Inspect the real-space 3D-ΔPDF:
PYTHONPATH=src MPLCONFIGDIR=/tmp/mpl RMAX=50 \
python3 examples/explore_delta_pdf_ortho.pyThis opens three linked orthogonal real-space cuts with movable cut sliders, contrast control, and unit-cell gridlines.
import nebula3d
from nebula3d.analysis import BraggRemover, backfill_bragg, compute_delta_pdf
vol = nebula3d.load("data/processed/sample_ringremoved.h5")
remover = BraggRemover(
mode="both",
punch_radii=(0.09, 0.12, 0.45),
min_intensity=0.8,
min_prominence=0.8,
integer_optimize_position=True,
integer_optimize_shape=True,
integer_h_guard_hkl=0.12,
search_n_mad=4.0,
search_min_intensity=0.8,
search_min_prominence=0.8,
search_exclude_h_centers=(-2 / 3, -1 / 3, 1 / 3, 2 / 3),
search_exclude_h_half_width=0.08,
incident_beam_ellipsoid_radii_hkl=(0.15, 0.50, 1.00),
)
punched = remover.apply(vol)
filled = backfill_bragg(punched, method="q_shell")
dpdf = compute_delta_pdf(filled, apodization="hann")Start with docs/README.md.
Key pages:
| Page | Purpose |
|---|---|
| docs/algorithms/powder_rings.md | Powder-ring model and subtraction strategy. |
| docs/algorithms/bragg_cleanup.md | Bragg/satellite detection, punching, and backfill. |
| docs/algorithms/delta_pdf.md | 3D-ΔPDF transform, centring, background subtraction, and consistency checks. |
| QUICKSTART.md | Get the app running (native or in-browser) in a few commands. |
| docs/commands.md | Concise CLI command recipes for batch workflows and viewers. |
| docs/web.md | Browser console: run modes, viewers, architecture, dev workflow. |
| docs/interactive.md | Matplotlib viewer usage and visualization API. |
| CHANGELOG.md | Release notes and version history. |
src/nebula3d/
├── core.py HKLVolume: 3D array, HKL axes, mask, sigma, UB matrix
├── io/ Mantid NeXus, nebula3d HDF5, and ASCII HKL I/O
├── preprocessing/ powder-ring models, background handling, sampling
├── analysis/ Bragg punch/fill and 3D-ΔPDF
├── inpainting/ symmetry, TV, RBF, and biharmonic fallbacks
└── visualization/ slices, profiles, overview plots, interactive viewers
Run locally in a Python 3.10+ environment with dev dependencies:
PYTHONPATH=src python3 -m pytest -o addopts=''
python3 -m ruff check src/ tests/
python3 -m mypy src/nebula3d --ignore-missing-importsGitHub Actions runs the same checks on Python 3.10, 3.11, and 3.12.
Version 0.3.0 (beta). The recommended workflow is operational and ends with the back-FFT consistency check: powder-ring removal, Bragg cleanup, Bragg-hole backfill, radial flatten, 3D-ΔPDF transform, consistency QA, and interactive viewers. The complete pipeline also runs fully client-side in the static GitHub Pages app, at full-resolution float64 with feature parity to the native backend, and the browser console now includes an AI Assistant that grades the reduction from in-browser metrics.

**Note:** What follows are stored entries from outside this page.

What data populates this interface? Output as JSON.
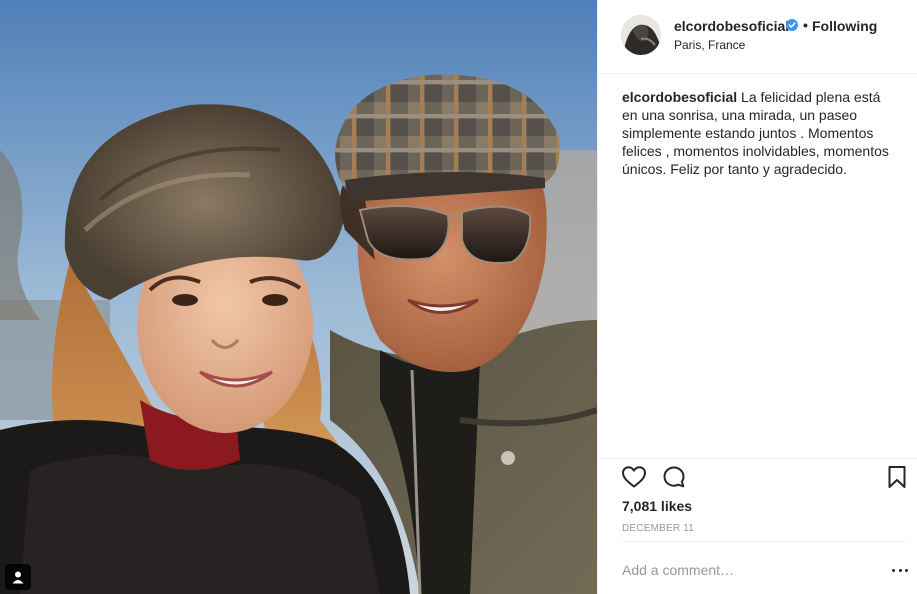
{
  "post": {
    "username": "elcordobesoficial",
    "verified": true,
    "separator": "•",
    "follow_status": "Following",
    "location": "Paris, France",
    "caption_user": "elcordobesoficial",
    "caption_text": "La felicidad plena está en una sonrisa, una mirada, un paseo simplemente estando juntos . Momentos felices , momentos inolvidables, momentos únicos. Feliz por tanto y agradecido.",
    "likes": "7,081 likes",
    "date": "DECEMBER 11",
    "comment_placeholder": "Add a comment…"
  },
  "icons": {
    "verified": "verified-badge-icon",
    "like": "heart-icon",
    "comment": "comment-icon",
    "save": "bookmark-icon",
    "more": "more-options-icon",
    "tagged": "user-tag-icon"
  },
  "colors": {
    "text": "#262626",
    "muted": "#999999",
    "verified": "#3897f0",
    "divider": "#efefef"
  }
}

The package remains pre-1.0/beta while the public API and file formats continue to evolve.
Copyright (C) 2026 Tsung-han Yang.
This project is licensed under the GNU Affero General Public License v3.0 or later.
This is an independent personal software project. It is not affiliated with, sponsored by, endorsed by, funded by, developed for, or owned by any employer, institution, laboratory, university, government agency, funding organization, facility, or other organization.
Commercial, closed-source, proprietary, or alternative licensing may be available only by separate written permission from the copyright holder.
See PROVENANCE.md for the project provenance statement.